Es ist daher auch nicht verwunderlich, wenn der „Bundes"-Minister-präsident Ante Markovic seit 26. Juni kein slowenisches Mitglied (einschließlich des stellvertretenden Regierungschefs) in der Regierung mehr hat und ihm jetzt auch noch die kroatischen Regierungsmitglieder in Scharen davonlaufen. Niemanden fehlen diese Minister, außer Herrn Markovic: seit mehr als 14 Tagen kündigt er erfolglos die Nachbesetzung der freien Ministersessel an.

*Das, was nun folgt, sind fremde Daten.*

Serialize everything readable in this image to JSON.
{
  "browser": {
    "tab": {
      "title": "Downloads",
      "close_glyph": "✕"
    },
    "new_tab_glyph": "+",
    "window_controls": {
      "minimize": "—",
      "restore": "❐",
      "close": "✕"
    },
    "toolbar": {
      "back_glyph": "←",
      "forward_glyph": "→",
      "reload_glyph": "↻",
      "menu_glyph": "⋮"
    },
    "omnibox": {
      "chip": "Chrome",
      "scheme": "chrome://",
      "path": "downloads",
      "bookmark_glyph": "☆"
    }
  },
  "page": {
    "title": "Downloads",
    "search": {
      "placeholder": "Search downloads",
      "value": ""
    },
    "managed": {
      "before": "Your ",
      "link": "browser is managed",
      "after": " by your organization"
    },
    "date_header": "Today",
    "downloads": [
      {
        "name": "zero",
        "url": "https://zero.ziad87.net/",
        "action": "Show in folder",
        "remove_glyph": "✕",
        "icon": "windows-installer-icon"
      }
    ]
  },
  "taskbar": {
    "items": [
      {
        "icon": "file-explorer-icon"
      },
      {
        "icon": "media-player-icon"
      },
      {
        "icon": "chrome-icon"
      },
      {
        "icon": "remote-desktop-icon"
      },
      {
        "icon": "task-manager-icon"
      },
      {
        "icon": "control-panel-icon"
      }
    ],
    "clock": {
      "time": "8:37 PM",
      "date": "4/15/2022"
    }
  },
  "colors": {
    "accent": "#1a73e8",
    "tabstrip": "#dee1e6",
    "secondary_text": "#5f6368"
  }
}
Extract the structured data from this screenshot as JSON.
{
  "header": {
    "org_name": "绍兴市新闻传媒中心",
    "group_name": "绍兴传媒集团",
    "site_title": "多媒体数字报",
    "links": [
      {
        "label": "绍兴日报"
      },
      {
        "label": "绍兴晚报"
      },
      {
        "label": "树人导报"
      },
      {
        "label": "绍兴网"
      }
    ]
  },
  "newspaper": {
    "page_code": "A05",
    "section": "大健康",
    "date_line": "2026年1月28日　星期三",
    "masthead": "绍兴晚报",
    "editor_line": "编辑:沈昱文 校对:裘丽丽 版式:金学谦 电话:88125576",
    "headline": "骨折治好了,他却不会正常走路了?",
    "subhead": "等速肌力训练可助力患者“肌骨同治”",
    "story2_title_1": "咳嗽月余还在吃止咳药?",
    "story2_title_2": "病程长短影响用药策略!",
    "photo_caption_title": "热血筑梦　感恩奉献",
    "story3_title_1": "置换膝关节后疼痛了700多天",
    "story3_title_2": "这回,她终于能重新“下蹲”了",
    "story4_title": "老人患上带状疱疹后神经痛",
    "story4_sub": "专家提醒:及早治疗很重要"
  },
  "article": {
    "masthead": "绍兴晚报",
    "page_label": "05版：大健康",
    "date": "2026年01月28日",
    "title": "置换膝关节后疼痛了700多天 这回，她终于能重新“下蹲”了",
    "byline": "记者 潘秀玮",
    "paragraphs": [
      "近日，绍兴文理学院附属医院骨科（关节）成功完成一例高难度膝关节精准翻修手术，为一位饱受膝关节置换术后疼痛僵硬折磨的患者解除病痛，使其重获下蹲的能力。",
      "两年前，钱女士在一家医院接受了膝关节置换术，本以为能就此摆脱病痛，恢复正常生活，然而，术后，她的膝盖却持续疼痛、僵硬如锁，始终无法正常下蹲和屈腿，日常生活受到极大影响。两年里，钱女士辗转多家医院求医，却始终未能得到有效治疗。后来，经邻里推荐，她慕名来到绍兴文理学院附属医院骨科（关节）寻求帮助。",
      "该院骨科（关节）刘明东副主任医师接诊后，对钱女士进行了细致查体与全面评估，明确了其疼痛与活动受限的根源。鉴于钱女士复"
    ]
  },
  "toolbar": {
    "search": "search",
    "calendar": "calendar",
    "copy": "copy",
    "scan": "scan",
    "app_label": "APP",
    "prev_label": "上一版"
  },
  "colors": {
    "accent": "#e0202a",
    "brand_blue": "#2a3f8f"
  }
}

Mit etwas mehr Phantasie könnte man somit auch sagen, daß nach geltendem Völkerrecht die jugoslawische Regierung ein Gebiet weder kontrolliert noch verwaltet, daß sich das Bundesparlament selbst aufgelöst hat und das nominelle Staatsoberhaupt Stipe Mesic nicht mehr das Territorium des .Jugoslawiens um Belgrad" betreten kann.

Slowenien als Vertragspartner

Das Regionalparlament von Kosovo, von serbischen Militärdiktatoren (nicht von den Serben) gewaltsam aufgelöst, tagt überhaupt nur noch auf dem Territorium der Republik Slowenien und rief diese Woche ein Plebiszit zur Selbstverwaltung aus.

Es kann auch ein polemischer Umkehrschluß erlaubt sein, den kürzlich der Völkerrechtsexperte Andreas Khol traf: Ist das Völkerrecht noch auf Jugoslawien anwendbar?

Unbestritten ist im Gegensatz die Tatsache, daß die Republik Slowenien eine eigene Regierung, ein gewähltes Parlament und eine funktionierende Verwaltung besitzt und das Territorium der Republik mit eigenen Sicherheitskräften, kontrolliert. An den Grenzen wehen auch nur Fahnen der Republik Slowenien, der merkwürdige EG-Wunsch nach dem Kom-munistenstern an den Grenzen war nur ein kurzes Zwischenspiel. Bei neutralen Beobachtern löste es ein Kopfschütteln aus. Den Grad der Betroffenheit der Bevölkerung, die soeben einen Krieg überstanden hatte, wollen wir lieber verschweigen...

Ein unwesentliches Detail zum Schluß: Kammer Atomkraftgegner hatten öffentlich das Schlußprotokoll über die energiewirtschaftliche Zusammenarbeit zwischen der Republik Slowenien und Österreich, unterzeichnet von den Ministern Wolfgang Schüssel und MihaTomsic, kritisiert. Der slowenische Minister, so die Atomkraftgegner, habe nur eine Absichtserklärung für die Schließung des AKW Krskp abgegeben. Trotzdem investiere Österreich in Sloweniens Energiewirtschaft, formulierten die Kärntner ihren Vorwurf.

Leider setzt ein bilateraler Vertrag die Anerkennung voraus. Die Republik Slowenien wäre auch dazu gerne bereit, um mit seinen freundschaftlichen Nachbarn, auch im Interesse der beiden Staaten, normal zu verkehren, wie es sich eben für gute Nachbarn gehört. Anerkennung ist kein Zauberwort, sondern Nachvollzug der Realität.

Der Autor ist Leiter der Informationsabteilung der Slowenischen Vertretung in Wien.